Besides Bob Seger, Michigan Nuggets also features rare tracks by the MC5, Question Mark and the Mysterians, and the Amboy Dukes (but not the Stooges, despite Iggy being on the cover). What you get here are the tracks you’d be most interested in if you’re a fan of Nuggets style garage rock, and every track is a scorcher. The biggest revelation to me was the rare single versions of tracks by the MC5. This version of “Looking at You” from their 1968 single on A-Square Records is the rawest, most blown-out recording on this entire record, and it just shreds. The guitars are cascading sheets of noise, reminding me of the very best Les Rallizes Denudes recordings I’ve heard. The MC5’s debut single, “I Can Only Give You Everything,” also appears here, and it’s a song most anyone into 60s music will know, but the MC5 imbue it with their raw power here. Hearing these tracks has also led me to spend time with the MC5’s Babes in Arms record (originally released on ROIR), which showcases this side of the band much better than any of their actual albums.
As befitting a record with the Nuggets brand name, this double LP is full of obscure tracks from groups I’ve never heard. Detroit’s rock scene is legendary so it’s unsurprising there are so many killer deep cuts, but one thing that sticks out to me as a common thread is the influence of Motown on these rock bands. Great bass lines and raw, soulful vocals are all over this record, and it makes plain how integral the whole Motown scene was to the emerging heavy rock scene that would ultimately birth punk.

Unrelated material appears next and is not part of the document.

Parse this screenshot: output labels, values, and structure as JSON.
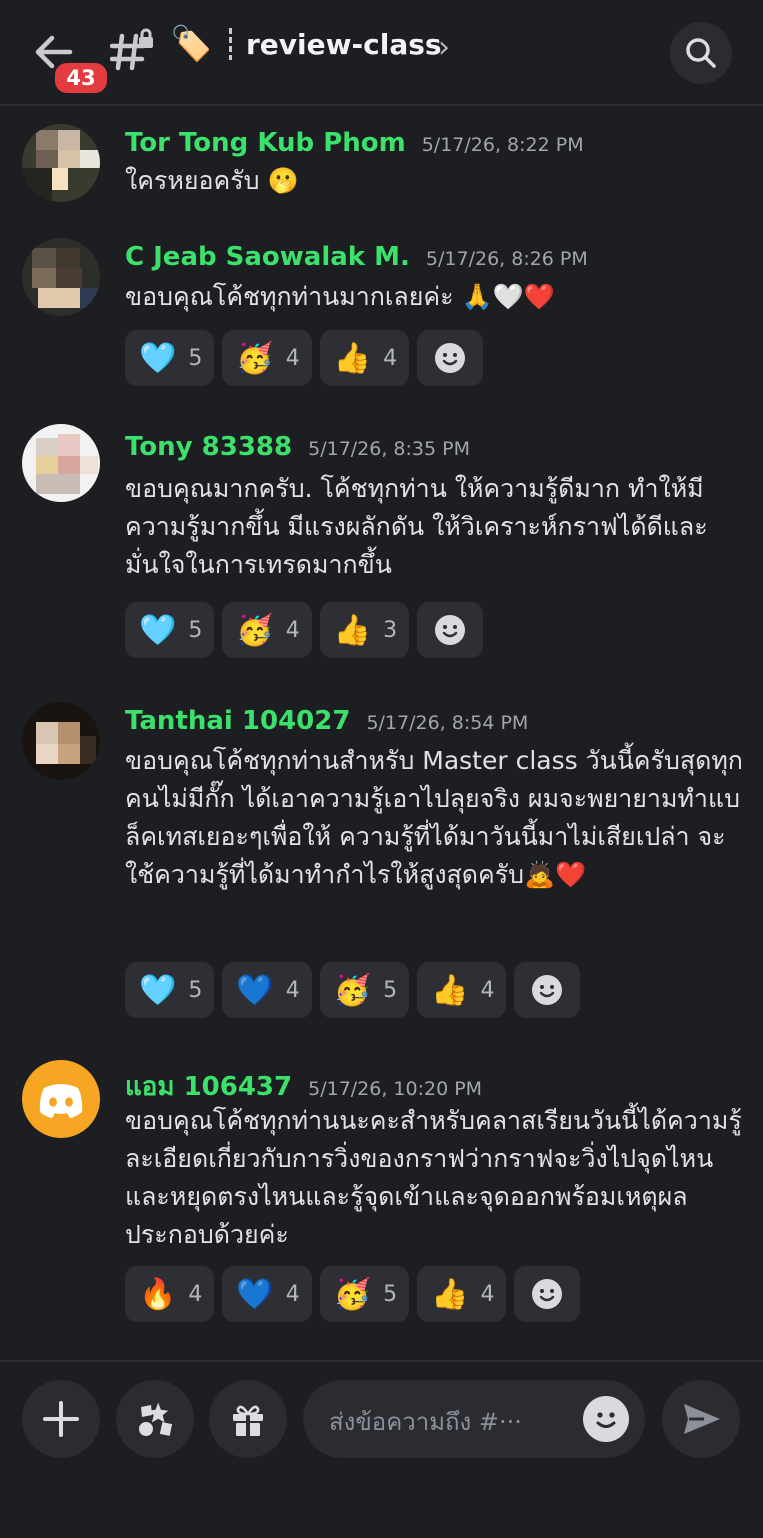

While the collection peters out at the end of side four with a couple of Bob Seger’s novelty records that aren’t my cup of tea, on the whole it plays like a killer mix tape. Further, the detailed liner notes offer context and anecdotes about every single track. If you’re itching to pick this one up, it looks like there are many copies available on Discogs for prices that aren’t terrible. Or if, like me, you happen across it in a used bin, it’s worth grabbing as it’s a cut well above your bog-standard comp of 60s obscurities.